SBOL also supports top-level, user-defined data, again as described in \ref{sec:Annotations}. This is to allow non-standardized but necessary information to be carried around as part of a design. For example, a particular sub-community might have an internal standard for genetic device characterization data sheets. 
Such data can be represented as a \sbol{GenericTopLevel} object with internal structured annotations. 
For example, each individual data sheet might be contained in its own \sbol{GenericTopLevel} instance.
This custom data is serialized into the RDF/XML in the usual way, as an RDF/XML block at the top level of the file. 
Other objects can refer to this entity through their annotations by reference, and this generic top-level entity can refer to other entities via references.
For example, a \sbol{ModuleDefinition} might use an annotation to refer to the data sheet \sbol{GenericTopLevel} that documents its properties.

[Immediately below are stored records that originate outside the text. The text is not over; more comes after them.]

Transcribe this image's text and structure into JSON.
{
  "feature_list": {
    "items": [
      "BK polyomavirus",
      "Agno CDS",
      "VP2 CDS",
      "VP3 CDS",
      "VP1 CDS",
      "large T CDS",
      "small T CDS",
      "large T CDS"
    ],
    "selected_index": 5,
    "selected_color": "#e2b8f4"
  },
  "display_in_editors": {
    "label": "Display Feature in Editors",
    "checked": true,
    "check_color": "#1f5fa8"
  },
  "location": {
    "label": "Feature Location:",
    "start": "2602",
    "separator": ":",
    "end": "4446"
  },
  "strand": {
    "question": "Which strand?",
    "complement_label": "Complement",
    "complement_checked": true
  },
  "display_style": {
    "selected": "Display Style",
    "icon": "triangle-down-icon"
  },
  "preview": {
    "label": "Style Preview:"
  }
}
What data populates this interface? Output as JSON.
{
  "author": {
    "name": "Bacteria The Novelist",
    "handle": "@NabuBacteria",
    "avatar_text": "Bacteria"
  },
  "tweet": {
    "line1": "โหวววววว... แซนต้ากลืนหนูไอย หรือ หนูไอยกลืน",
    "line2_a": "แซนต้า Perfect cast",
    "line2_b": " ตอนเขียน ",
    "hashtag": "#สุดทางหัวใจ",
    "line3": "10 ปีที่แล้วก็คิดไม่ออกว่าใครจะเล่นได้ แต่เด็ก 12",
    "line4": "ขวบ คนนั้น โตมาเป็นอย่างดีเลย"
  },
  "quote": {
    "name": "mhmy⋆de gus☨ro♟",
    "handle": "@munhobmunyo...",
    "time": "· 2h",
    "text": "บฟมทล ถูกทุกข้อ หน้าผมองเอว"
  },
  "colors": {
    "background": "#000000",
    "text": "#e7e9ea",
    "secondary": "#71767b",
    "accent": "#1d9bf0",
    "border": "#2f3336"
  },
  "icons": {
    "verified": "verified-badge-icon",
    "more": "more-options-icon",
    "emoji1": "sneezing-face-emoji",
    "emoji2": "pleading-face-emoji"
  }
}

\twozeroone{As previously stated, XML is the preferred RDF serialization for SBOL files, and these files should use the ".xml" file extension. While any RDF serialization is valid, as the contents of the triples and not their format determine the validity, restriction to XML enhances human ability to classify a document as SBOL easily. Furthermore, documents can be human-examined by using XML formatting tools and syntax highlighters. It should be noted that XML was chosen for no particular reason than the simple fact of its widespread use in the community and by existing libraries. The proposers are aware that many of these benefits apply to several serializations of SBOL. The choice of XML is simply a codification of the existent standard and practice.}

By adopting this paradigm of RDF/XML serialization, SBOL is able to adapt to future changes in the standard without requiring large-scale alterations to the RDF files. Since exactly the same scheme is used to serialize annotations as is used to serialize specification-defined properties and associations, it is possible to update the SBOL standard to recognize a different range of properties and associations. Those properties not recognized by the specification will always be available through the API as annotations. Similarly, by allowing arbitrary top-level entities in a SBOL file, we enable future specifications or extensions to ratify the structure of other top-level objects. These entities would then become part of the explicit data model, but the identical RDF serialization would be used. Applications lacking support for a given extension can safely read in, manipulate, and write out the top-level data that is not understood, treating it as a top-level structured annotation, without data loss or corruption. Finally, the very regimented control of nesting versus referencing also allows the XML structure to be very predictable, enabling XML/DOM-based tooling to work with SBOL RDF/XML files safely.